Assodato ciò, è altrettanto vero che non tutte le teorie generali della magia sono ugualmente buone. La teoria ipoteticamente prodotta da una cultura poco esposta a forme magia per lei “esotiche” farà più fatica a spiegare fenomeni nuovi quando li incontra: sulla scorta dell’esempio di cui sopra, usare la cosmologia animistico-sciamanica di una tribù della Foresta Amazzonica per spiegare l’astrologia babilonese potrebbe porre dei problemi.
Quali sarebbero, dunque, le teorie generali della magia più onnicomprensive e quindi più adatte a “dare una spiegazione di tutto”? La risposta è: di solito quelle prodotte dalle culture più esposte al mondo esterno e alle sue mille sfaccettature. E la Chaos Magic, in quanto pensiero magico figlio dell’era della globalizzazione, è con ogni probabilità quella che si qualifica meglio per il ruolo, almeno per il momento.

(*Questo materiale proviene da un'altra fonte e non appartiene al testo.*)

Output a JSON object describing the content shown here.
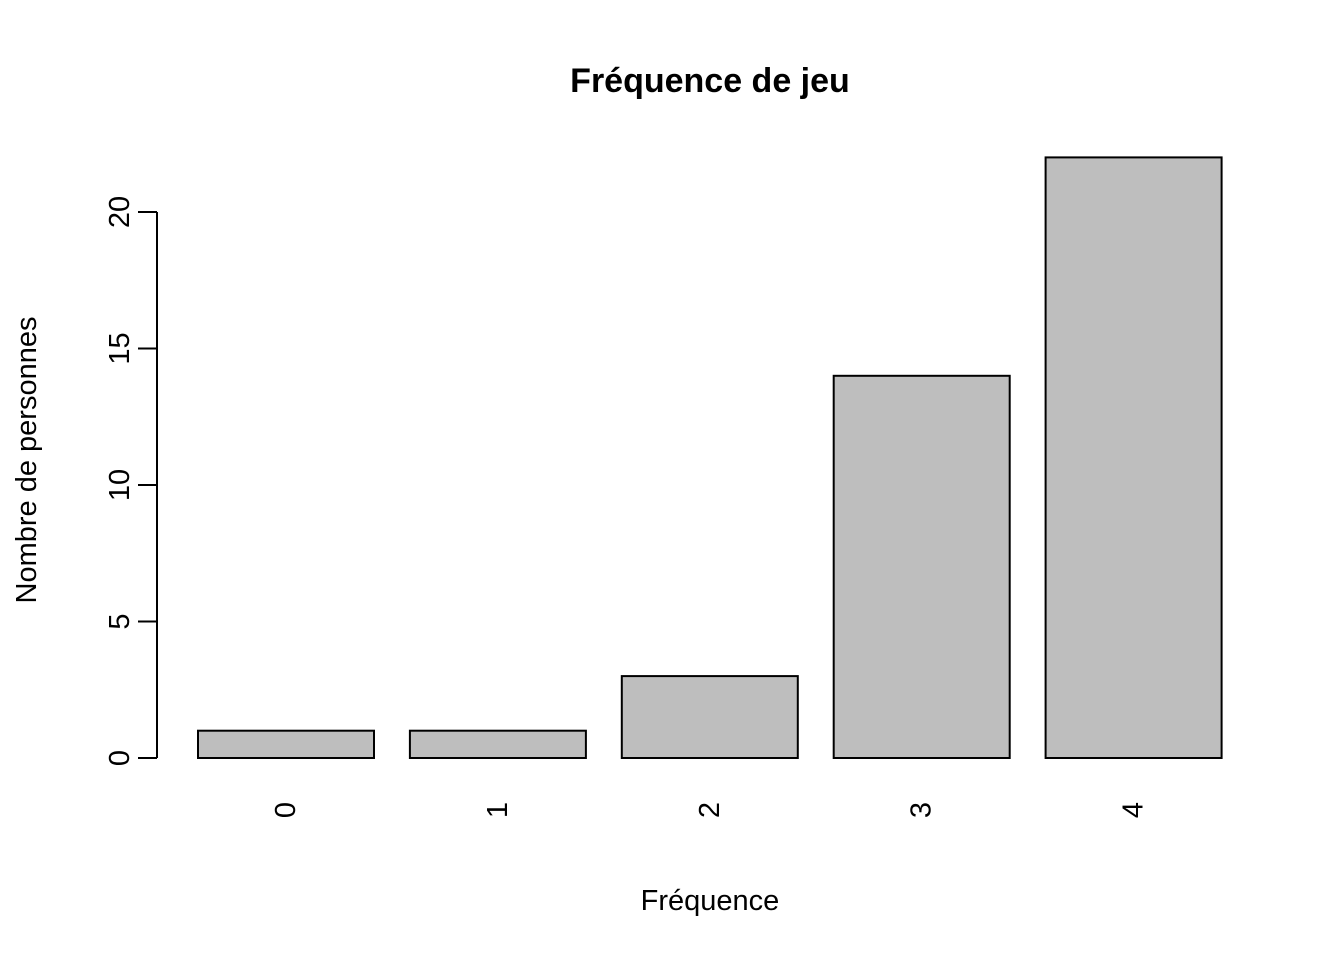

Con questo sto dicendo che la Chaos Magic è la griglia di interpretazione definitiva di tutta la magia esistente, e che i maghi postmoderni sono gli unici nella storia umana “ad aver capito tutto”?
No di certo. Come affermazione sarebbe una solenne idiozia.
Non diversa dal pensare che non si possa innovare costantemente la pratica magica, o che non lo si sia sempre fatto.